Cour de cassation, civile, Chambre commerciale, 20 septembre 2017, 16-14.295, Publié au bulletin

Références

Cour de cassation
chambre commerciale
Audience publique du mercredi 20 septembre 2017
N° de pourvoi: 16-14295
Publié au bulletin Cassation partielle

Mme Mouillard, président
SCP Leduc et Vigand, SCP Gadiou et Chevallier, avocat(s)



Texte intégral

REPUBLIQUE FRANCAISE

AU NOM DU PEUPLE FRANCAIS


LA COUR DE CASSATION, CHAMBRE COMMERCIALE, a rendu l'arrêt suivant :



Sur le moyen unique :

Vu les articles 815-17, 822 et 831-2 du code civil ;

Attendu, selon l'arrêt attaqué, que M. Stéphane Z... a été mis en liquidation judiciaire le 19 février 2010 ; que ce dernier étant propriétaire indivis d'un immeuble avec Mme Josiane Z..., sa mère, et avec Mme Magali Z..., sa soeur, le liquidateur a assigné ces dernières en partage et licitation de l'immeuble ; qu'elles ont formé une opposition à l'arrêt qui, statuant par défaut, a ordonné l'ouverture des opérations de liquidation et de partage de l'indivision et préalablement, la licitation de l'immeuble ;

Attendu que pour écarter les demandes de Mme Josiane Z... fondées sur les articles 822 et 831-2 du code civil, l'arrêt retient que ces dispositions ne sont pas applicables lorsque le bien concerné est soumis à une vente forcée qui intervient en exécution des dispositions spéciales, d'ordre public, relatives à la procédure collective ;

Qu'en statuant ainsi, alors que la licitation de l'immeuble indivis, qui était l'une des opérations de liquidation et partage de l'indivision préexistante au jugement d'ouverture de la liquidation judiciaire de M. Stéphane Z..., échappait aux règles applicables en matière de réalisation des actifs de la procédure collective et ne pouvait être ordonnée qu'après examen des demandes formées par Mme Josiane Z... tendant au maintien dans l'indivision et à l'attribution préférentielle de l'immeuble, la cour d'appel a violé les textes susvisés ;

PAR CES MOTIFS :

CASSE ET ANNULE, sauf en ce qu'il reçoit les oppositions formées par Mmes Josiane et Magali Z..., l'arrêt rendu le 18 novembre 2014, entre les parties, par la cour d'appel d'Aix-en-Provence ; remet, en conséquence, sur les autres points, la cause et les parties dans l'état où elles se trouvaient avant ledit arrêt et, pour être fait droit, les renvoie devant la cour d'appel d'Aix-en-Provence, autrement composée ;

Condamne M. B..., en qualité de liquidateur judiciaire de M. Stéphane Z... et de la société Fonvieille immobilier, aux dépens ;

Dit que sur les diligences du procureur général près la Cour de cassation, le présent arrêt sera transmis pour être transcrit en marge ou à la suite de l'arrêt partiellement cassé ;

Ainsi fait et jugé par la Cour de cassation, chambre commerciale, financière et économique, et prononcé par le président en son audience publique du vingt septembre deux mille dix-sept.

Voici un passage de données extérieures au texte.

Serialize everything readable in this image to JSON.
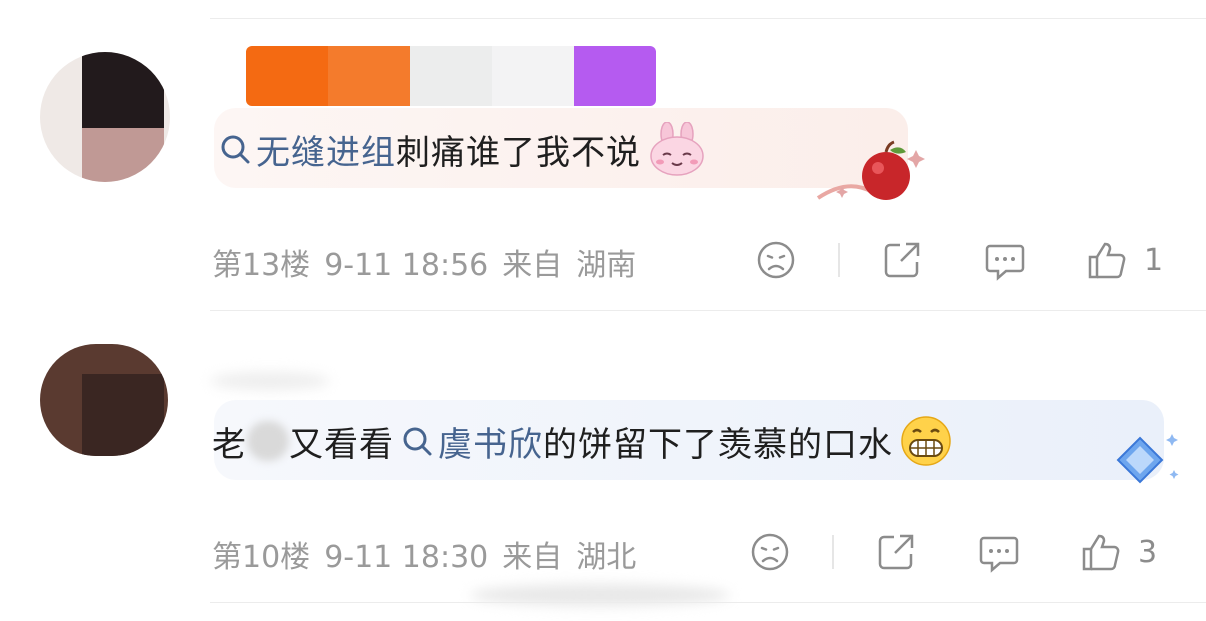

MOYEN ANNEXE au présent arrêt

Moyen produit par la SCP Gadiou et Chevallier, avocat aux Conseils, pour Mme Y..., épouse Z...

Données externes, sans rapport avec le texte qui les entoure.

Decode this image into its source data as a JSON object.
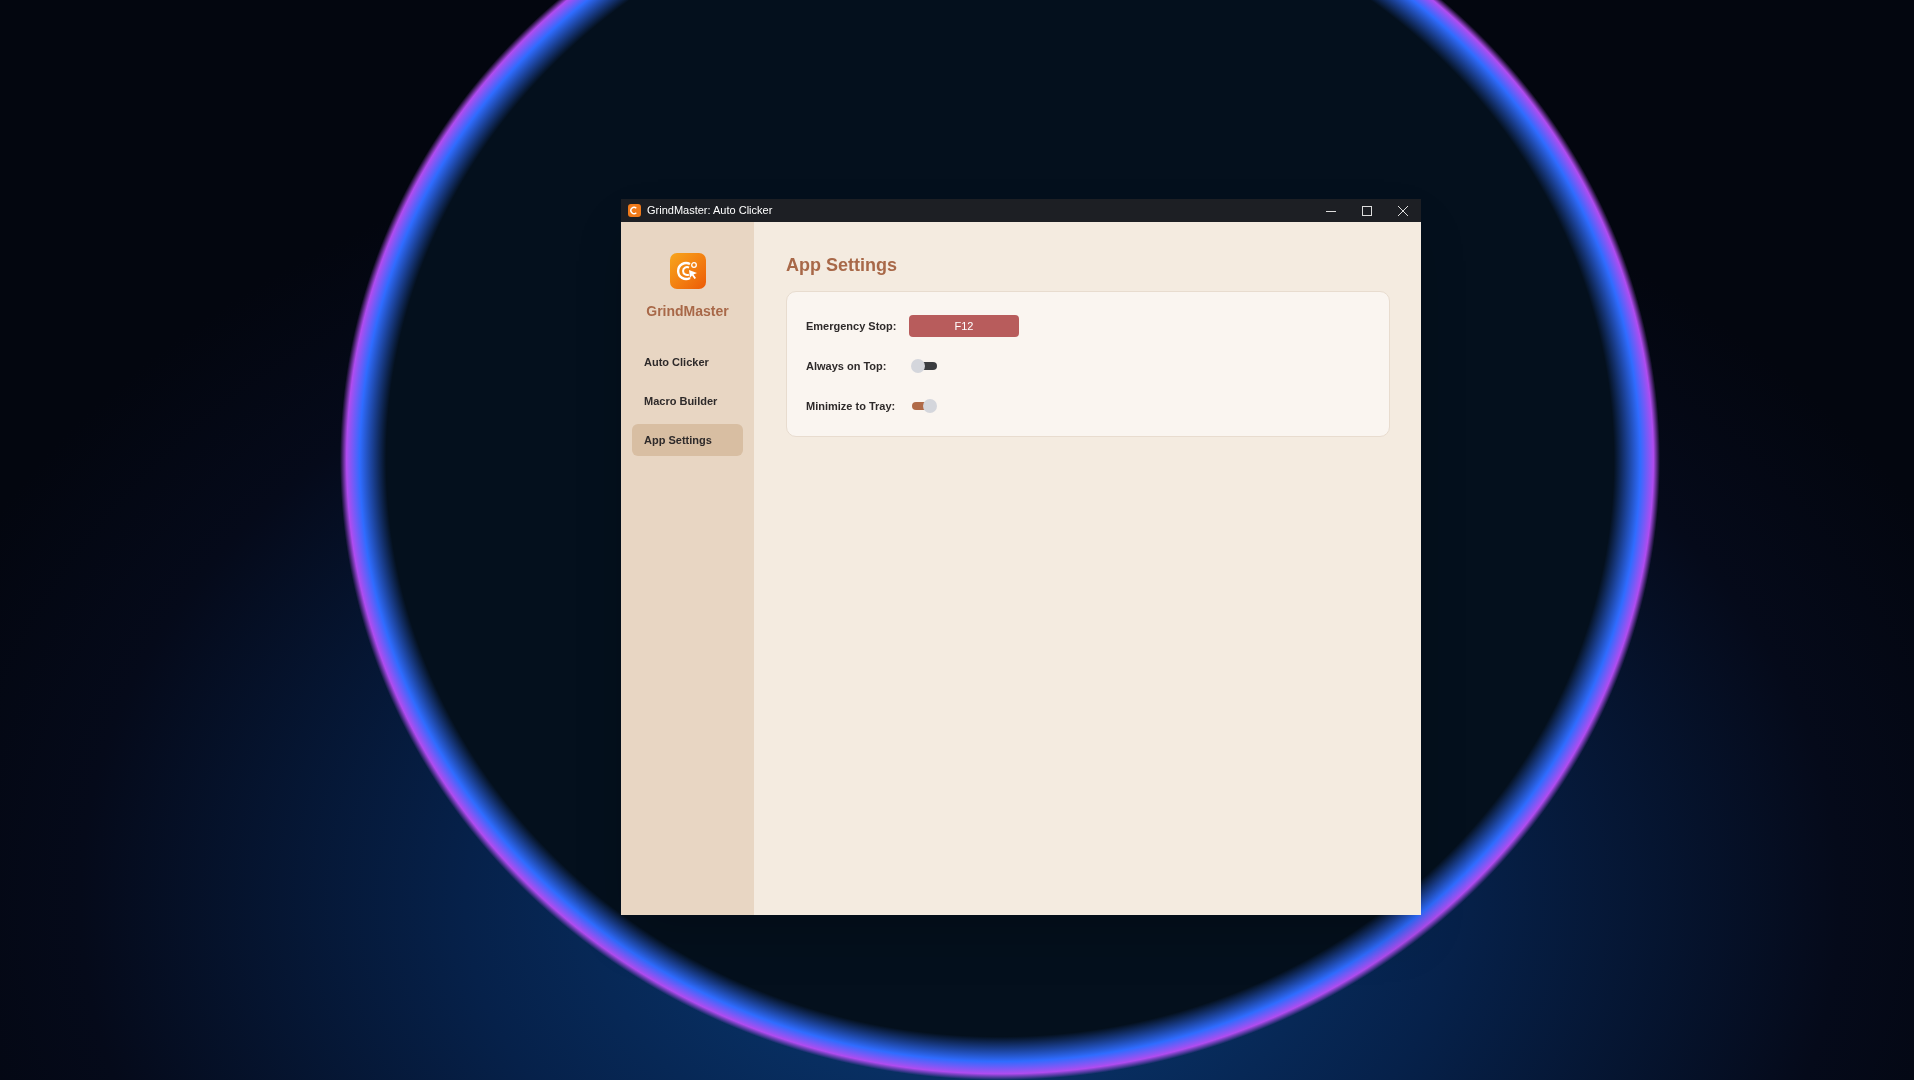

Il est fait grief à l'arrêt attaqué d'AVOIR débouté Madame Josiane Z... et Madame Magali Z... des fins de leurs recours ;

AUX MOTIFS QUE les opposantes affirment que le maintien dans l'indivision pour une durée de cinq années renouvelables est fondé dès lors que la licitation de l'immeuble aurait pour effet de priver les demanderesses de leur habitation, soulignant que Mme Z..., veuve Y..., a résidé sans discontinuer dans cette maison depuis le décès de son époux et qu'elle est âgée de 79 ans ; qu'elles soutiennent qu'il convient de préserver son droit acquis à l'attribution préférentielle telle que définie à l'article 831-2 du code civil ; qu'enfin, elles ont une créance au titre de la conservation du bien indivis qui devra être payée par prélèvement sur l'actif avant le partage, de telle sorte que la licitation ne permettra pas de désintéresser les créanciers de la procédure collective, et que le liquidateur n'a donc pas d'intérêt à poursuivre le partage ; mais que les articles du code civil sur le maintien dans l'indivision, sur l'attribution préférentielle et sur les modalités du partage ne sont pas applicables lorsque le bien concerné est soumis à une vente forcée qui intervient en exécution des dispositions spéciales, d'ordre public, relatives à la procédure collective ;

ALORS QUE l'action du mandataire liquidateur aux fins de partage d'un bien dont le caractère indivis est antérieur à l'ouverture de la procédure collective est étrangère au droit des procédures collectives et obéit aux règles du partage civil, s'agissant d'une action oblique engagée sur le fondement de l'article 815-17, alinéa 3 du code civil ; qu'en affirmant que les articles du code civil sur le maintien dans l'indivision, sur l'attribution préférentielle et sur les modalités du partage ne sont pas applicables lorsque le bien concerné est soumis à une vente forcée qui intervient en exécution des dispositions spéciales, d'ordre public, relatives à la procédure collective, la Cour d'appel a violé la disposition susvisée, ainsi que les articles 816 et suivants du Code civil.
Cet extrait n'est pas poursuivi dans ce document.